I've yet to see any real world figures in which I would class solar as a good investment financially when installed within a residential setting. This excludes of course anyone on the original FIT scheme.

For tax payers you would be much better off investing in your pension than buying solar.
 
SEG is about 3p-5p kWh Exporting this back to the grid and then buying energy at 40p kWh you can soon see how this has a massive impact on getting back your original investment in the next two decades.

It's also worth pointing out you don't make any savings until you have made back your original expenditure.

I've yet to see any real world figures in which I would class solar as a good investment financially when installed within a residential setting. This excludes of course anyone on the original FIT scheme.

For tax payers you would be much better off investing in your pension than buying solar.
I am on the original FiT scheme.
 
SEG is about 3p-5p kWh Exporting this back to the grid and then buying energy at 40p kWh you can soon see how this has a massive impact on getting back your original investment
<snip>
For tax payers you would be much better off investing in your pension than buying solar.
I would certainly agree Pension should be a priority, I’ve been there and done that!

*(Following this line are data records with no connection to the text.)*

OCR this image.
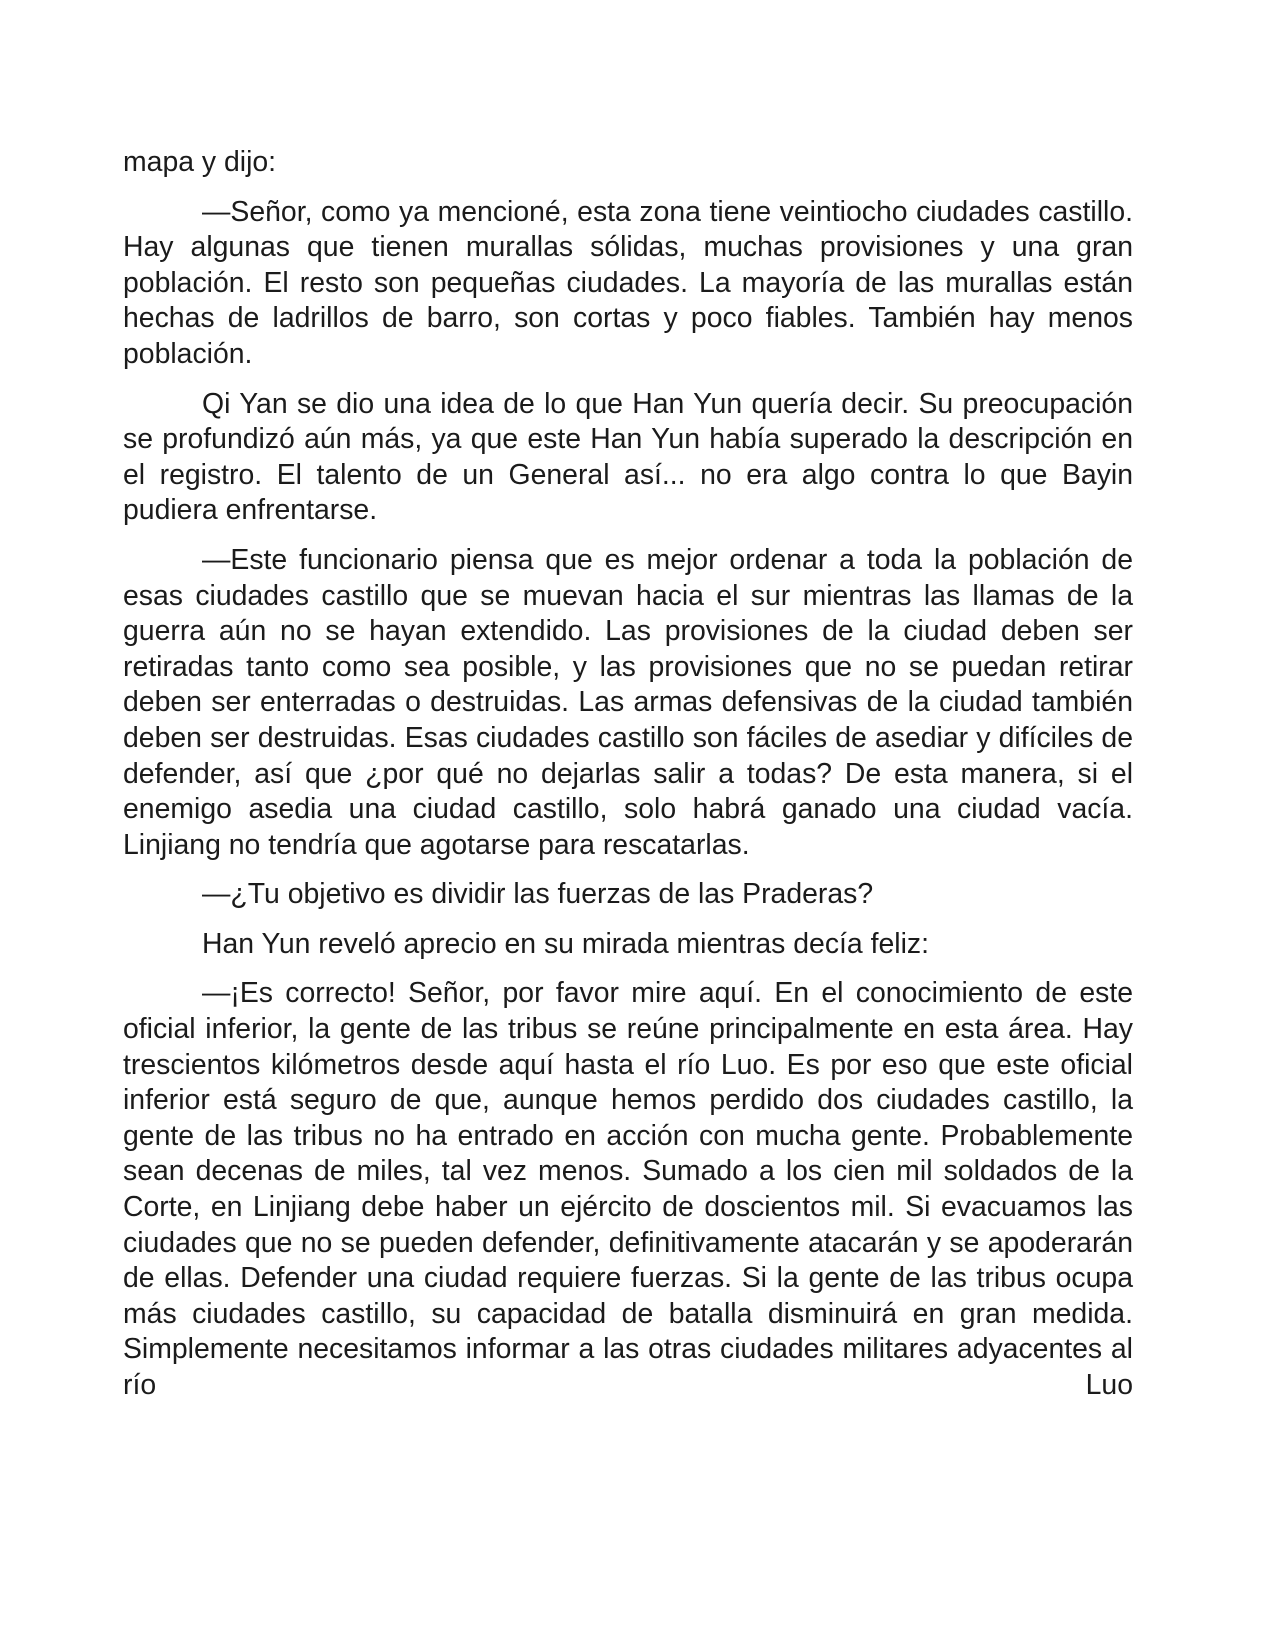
mapa y dijo:

—Señor, como ya mencioné, esta zona tiene veintiocho ciudades castillo. Hay algunas que tienen murallas sólidas, muchas provisiones y una gran población. El resto son pequeñas ciudades. La mayoría de las murallas están hechas de ladrillos de barro, son cortas y poco fiables. También hay menos población.

Qi Yan se dio una idea de lo que Han Yun quería decir. Su preocupación se profundizó aún más, ya que este Han Yun había superado la descripción en el registro. El talento de un General así... no era algo contra lo que Bayin pudiera enfrentarse.

—Este funcionario piensa que es mejor ordenar a toda la población de esas ciudades castillo que se muevan hacia el sur mientras las llamas de la guerra aún no se hayan extendido. Las provisiones de la ciudad deben ser retiradas tanto como sea posible, y las provisiones que no se puedan retirar deben ser enterradas o destruidas. Las armas defensivas de la ciudad también deben ser destruidas. Esas ciudades castillo son fáciles de asediar y difíciles de defender, así que ¿por qué no dejarlas salir a todas? De esta manera, si el enemigo asedia una ciudad castillo, solo habrá ganado una ciudad vacía. Linjiang no tendría que agotarse para rescatarlas.

—¿Tu objetivo es dividir las fuerzas de las Praderas?

Han Yun reveló aprecio en su mirada mientras decía feliz:

—¡Es correcto! Señor, por favor mire aquí. En el conocimiento de este oficial inferior, la gente de las tribus se reúne principalmente en esta área. Hay trescientos kilómetros desde aquí hasta el río Luo. Es por eso que este oficial inferior está seguro de que, aunque hemos perdido dos ciudades castillo, la gente de las tribus no ha entrado en acción con mucha gente. Probablemente sean decenas de miles, tal vez menos. Sumado a los cien mil soldados de la Corte, en Linjiang debe haber un ejército de doscientos mil. Si evacuamos las ciudades que no se pueden defender, definitivamente atacarán y se apoderarán de ellas. Defender una ciudad requiere fuerzas. Si la gente de las tribus ocupa más ciudades castillo, su capacidad de batalla disminuirá en gran medida. Simplemente necesitamos informar a las otras ciudades militares adyacentes al río Luo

I estimate that overall my PV installation will cut my imported power by around 8.5kWh per day (although I’m paying less than 40p kWh) and a flexible export tariff should do much better than 3-5p kWh. For example at the moment of writing Octopus Agile is reportedly paying 33.78p kWh which is more than the import tariff. So there is value in the SEG export payments.
 
Will the new panels be compatible with the old inverter?
Have you estimated how long it will take to recoup the investment?
Hopefully. This is spec sheet for my inverter. Proposal is to install 5 x Jinko Tiger Neo 415w panels. What do you think?IMG_20220704_101640117.jpg

IMG_20220704_101640117.jpg
 
Not sure to be honest.
It seems to me a big expense, how long do you think before you see a profit?
Did some rough calculations about 8 years or so. We are also considering additional separate system as we will gain additional space on the roof by removing the old ones.
 
Did some rough calculations about 8 years or so. We are also considering additional separate system as we will gain additional space on the roof by removing the old ones.
That takes into account only the money generated by the new system? But the cost of the bew system plus the cost of the panels replacing the old ones? Id be interested in seen the calculations. You can pm if you dont want to post on here.